August 19, 2022

Stocks and Oil Prices Fall Sharply

Crude oil prices fell in the wake of the announcement by the I.E.A. that the United States would provide half of the 60 million barrels of petroleum reserves being released to world markets, with other nations releasing the rest, to replace some of the oil production lost due to the conflict in Libya.

The Dow Jones industrial average, which had been down more than 200 points during the day, retraced some ground. In early afternoon trading, it was down 159.99 points, or 1.32 percent, to 11,949.68. The Standard Poor’s 500-stock index fell 15.20 points, or 1.18 percent, to 1,271.94, and the Nasdaq composite average fell 10.78 points to 2,658.51, a fall of 1.40 percent.

“I don’t think this is really the reason why the market is down,” said Stanley Nabi, the chief strategist at Silvercrest Asset Management Group, referring to the I.E.A. report.

“I think the decline is substantially connected to the Fed having lowered economic expectations for the next several quarters. And then the employment data that came out this morning was not particularly robust,” he said. “It is a combination of the two, as well as the fact that the situation in Europe is a problem.”

European markets were also down, in some cases more than 2 percent. Concerns about Greek debt troubles have continued to weigh on the markets, and bank stocks were down nearly 2 percent in the United States.

Jean-Claude Trichet, president of the European Central Bank, said late on Wednesday that the link between the debt problem and banks was “the most serious threat” to financial stability in the European Union, according to Bloomberg News.

“Investors are worried about the same things that have been worrying them for some months,” said Adrian Darley, head of European equities at Ignis Asset Management in London. “It’s the weak U.S. data, a consensus of overheating in China and concerns about Europe. The Greek situation is still unsolved and markets are going to remain very nervous.” 

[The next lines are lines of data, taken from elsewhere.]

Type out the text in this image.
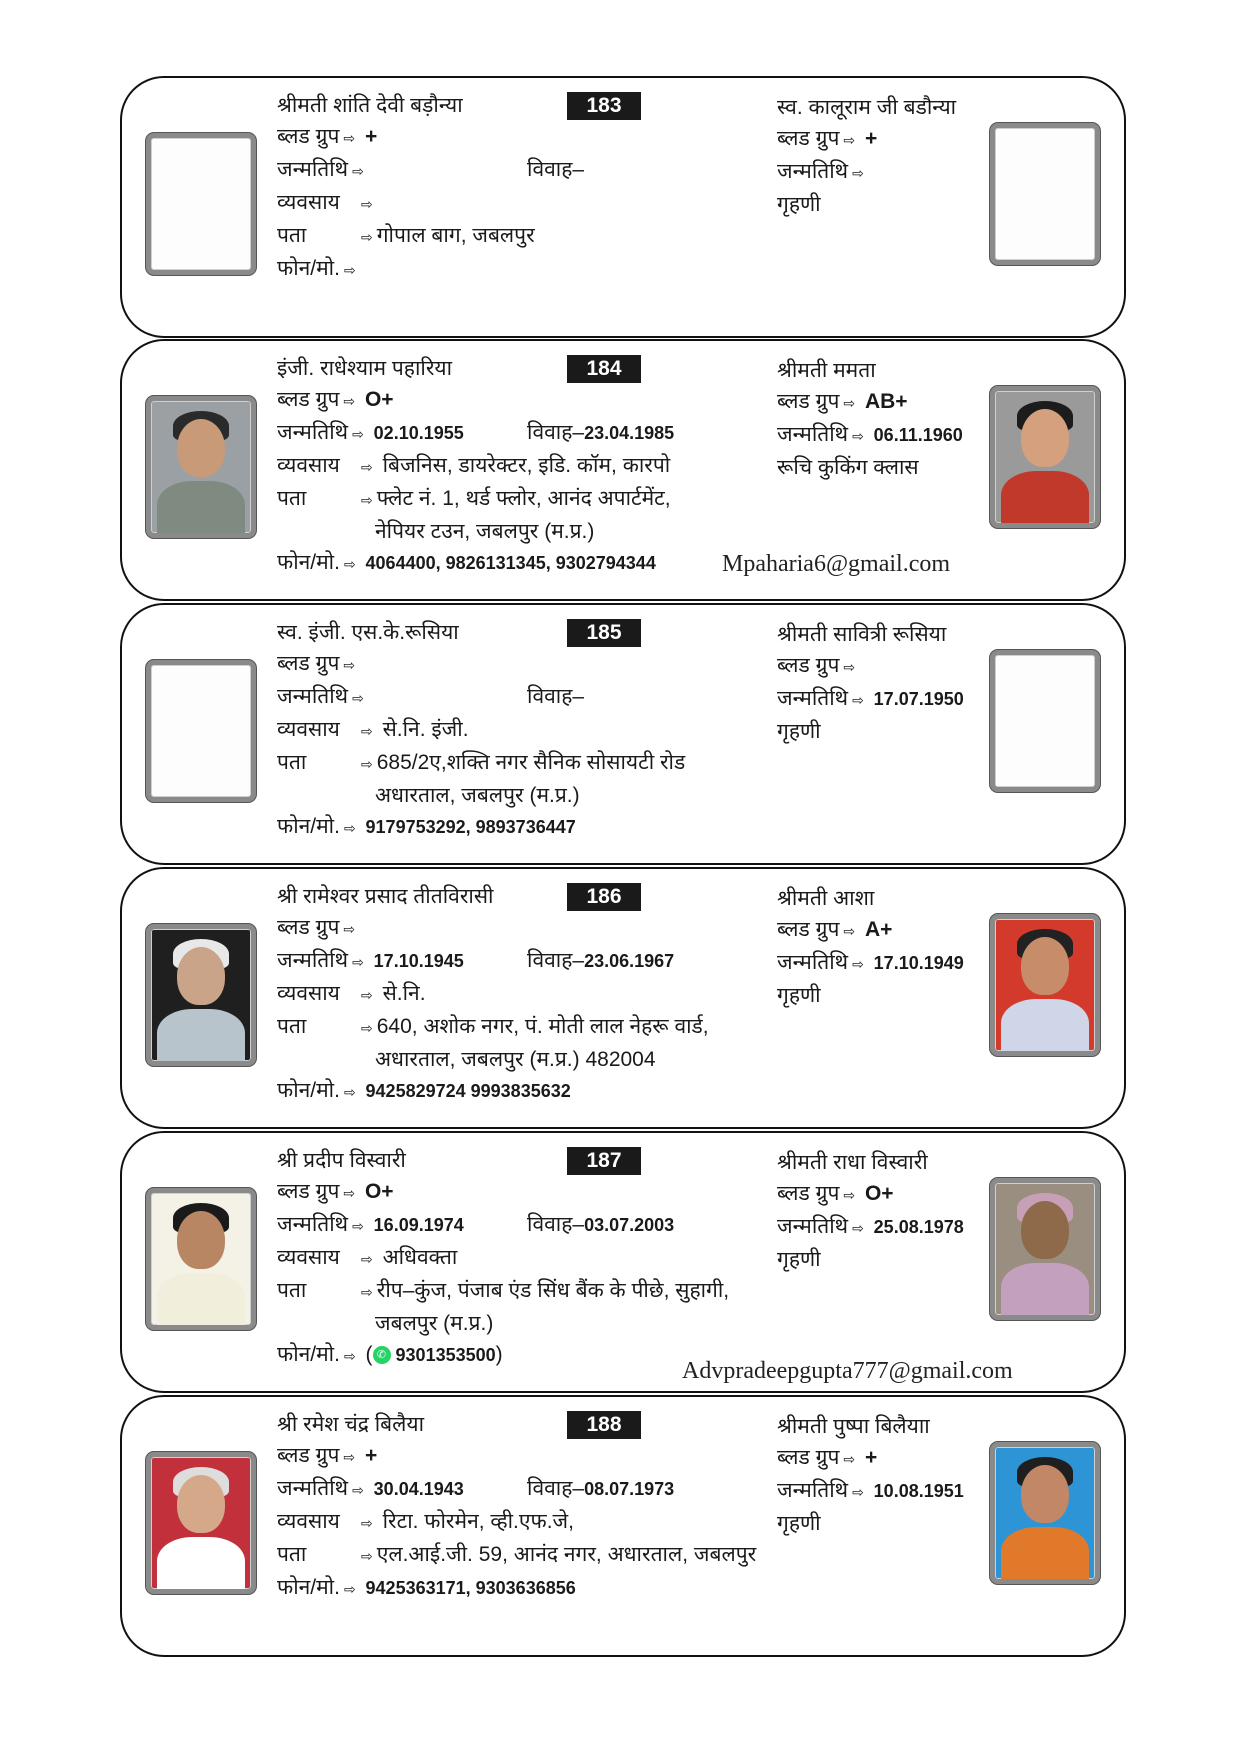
183
श्रीमती शांति देवी बड़ौन्या
ब्लड ग्रुप ⇨ +
जन्मतिथि ⇨	विवाह–
व्यवसाय ⇨
पता	⇨ गोपाल बाग, जबलपुर
फोन/मो. ⇨
स्व. कालूराम जी बडौन्या
ब्लड ग्रुप ⇨ +
जन्मतिथि ⇨
गृहणी
184
इंजी. राधेश्याम पहारिया
ब्लड ग्रुप ⇨ O+
जन्मतिथि ⇨ 02.10.1955	विवाह–23.04.1985
व्यवसाय ⇨ बिजनिस, डायरेक्टर, इडि. कॉम, कारपो
पता	⇨ फ्लेट नं. 1, थर्ड फ्लोर, आनंद अपार्टमेंट,
नेपियर टउन, जबलपुर (म.प्र.)
फोन/मो. ⇨ 4064400, 9826131345, 9302794344
श्रीमती ममता
ब्लड ग्रुप ⇨ AB+
जन्मतिथि ⇨ 06.11.1960
रूचि कुकिंग क्लास
Mpaharia6@gmail.com
185
स्व. इंजी. एस.के.रूसिया
ब्लड ग्रुप ⇨
जन्मतिथि ⇨	विवाह–
व्यवसाय ⇨ से.नि. इंजी.
पता	⇨ 685/2ए,शक्ति नगर सैनिक सोसायटी रोड
अधारताल, जबलपुर (म.प्र.)
फोन/मो. ⇨ 9179753292, 9893736447
श्रीमती सावित्री रूसिया
ब्लड ग्रुप ⇨
जन्मतिथि ⇨ 17.07.1950
गृहणी
186
श्री रामेश्वर प्रसाद तीतविरासी
ब्लड ग्रुप ⇨
जन्मतिथि ⇨ 17.10.1945	विवाह–23.06.1967
व्यवसाय ⇨ से.नि.
पता	⇨ 640, अशोक नगर, पं. मोती लाल नेहरू वार्ड,
अधारताल, जबलपुर (म.प्र.) 482004
फोन/मो. ⇨ 9425829724 9993835632
श्रीमती आशा
ब्लड ग्रुप ⇨ A+
जन्मतिथि ⇨ 17.10.1949
गृहणी
187
श्री प्रदीप विस्वारी
ब्लड ग्रुप ⇨ O+
जन्मतिथि ⇨ 16.09.1974	विवाह–03.07.2003
व्यवसाय ⇨ अधिवक्ता
पता	⇨ रीप–कुंज, पंजाब एंड सिंध बैंक के पीछे, सुहागी,
जबलपुर (म.प्र.)
फोन/मो. ⇨ ( ✆ 9301353500)
श्रीमती राधा विस्वारी
ब्लड ग्रुप ⇨ O+
जन्मतिथि ⇨ 25.08.1978
गृहणी
Advpradeepgupta777@gmail.com
188
श्री रमेश चंद्र बिलैया
ब्लड ग्रुप ⇨ +
जन्मतिथि ⇨ 30.04.1943	विवाह–08.07.1973
व्यवसाय ⇨ रिटा. फोरमेन, व्ही.एफ.जे,
पता	⇨ एल.आई.जी. 59, आनंद नगर, अधारताल, जबलपुर
फोन/मो. ⇨ 9425363171, 9303636856
श्रीमती पुष्पा बिलैयाा
ब्लड ग्रुप ⇨ +
जन्मतिथि ⇨ 10.08.1951
गृहणी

The slump in the indexes on Wall Street followed a turnaround for both the Dow and the S. P. last week, when both indexes ended the five-day trading period higher for their first weekly gains since April 29.

The Dow had been on a four-day winning streak that ended on Wednesday, when it closed 80.34 points lower. Its lowest close so far this year was 11,613.30 on March 16.

Keith B. Hembre, the chief economist and chief investment strategist at First American Funds of Minneapolis, said that while the concern in the markets was greater about the European situation, the I.E.A. announcement “clearly had a huge impact on crude oil prices.”

After the announcement, the benchmark crude oil price in the United States fell about $5 a barrel to $90.

Oil prices have risen 25 percent in the past year, propelled by turmoil in the Middle East and North Africa and tightening oil markets.

“It is really just kind of accelerating a decline which began back in April,” said Richard Ross, the global technical strategist at Auerbach Grayson. “That was really that first shot across the bow where we had that big decline in commodities across the board.”

He also noted that the crude oil price on Thursday had dipped below its 200-day moving average of $92.58 a barrel. “This is the first time we have broken below that 200-day moving average since Sept. 30 of last year,” he said. “The market reaction is exactly what you would expect.”

If the trend lasts, he added, the lower crude prices would filter through the market and lead to greater supply and falling prices.

The Treasury market traded higher on Thursday as investors digested the news from the Fed on the slower growth and as news continued to filter out from Europe about the debt concerns. The Fed said on Wednesday that the economy was not expanding as quickly as predicted and forecast a growth rate of 2.7 percent to 2.9 percent this year and 3.3 percent to 3.7 percent next year.

In addition, the Labor Department said on Thursday that initial claims for unemployment insurance were up 9,000 to 429,000 last week, according to seasonally adjusted figures. It was above analysts’ forecasts of 414,000.

The report also reflected a revision of 420,000 for the previous week from an initial report of 414,000.

The four-week moving average, which is intended to smooth out the data, was steady at 426,000.

But the Labor Department noted that computer problems hindered the accounting of the numbers in reports from six states, which estimated their figures.

Julia Werdigier contributed reporting from London.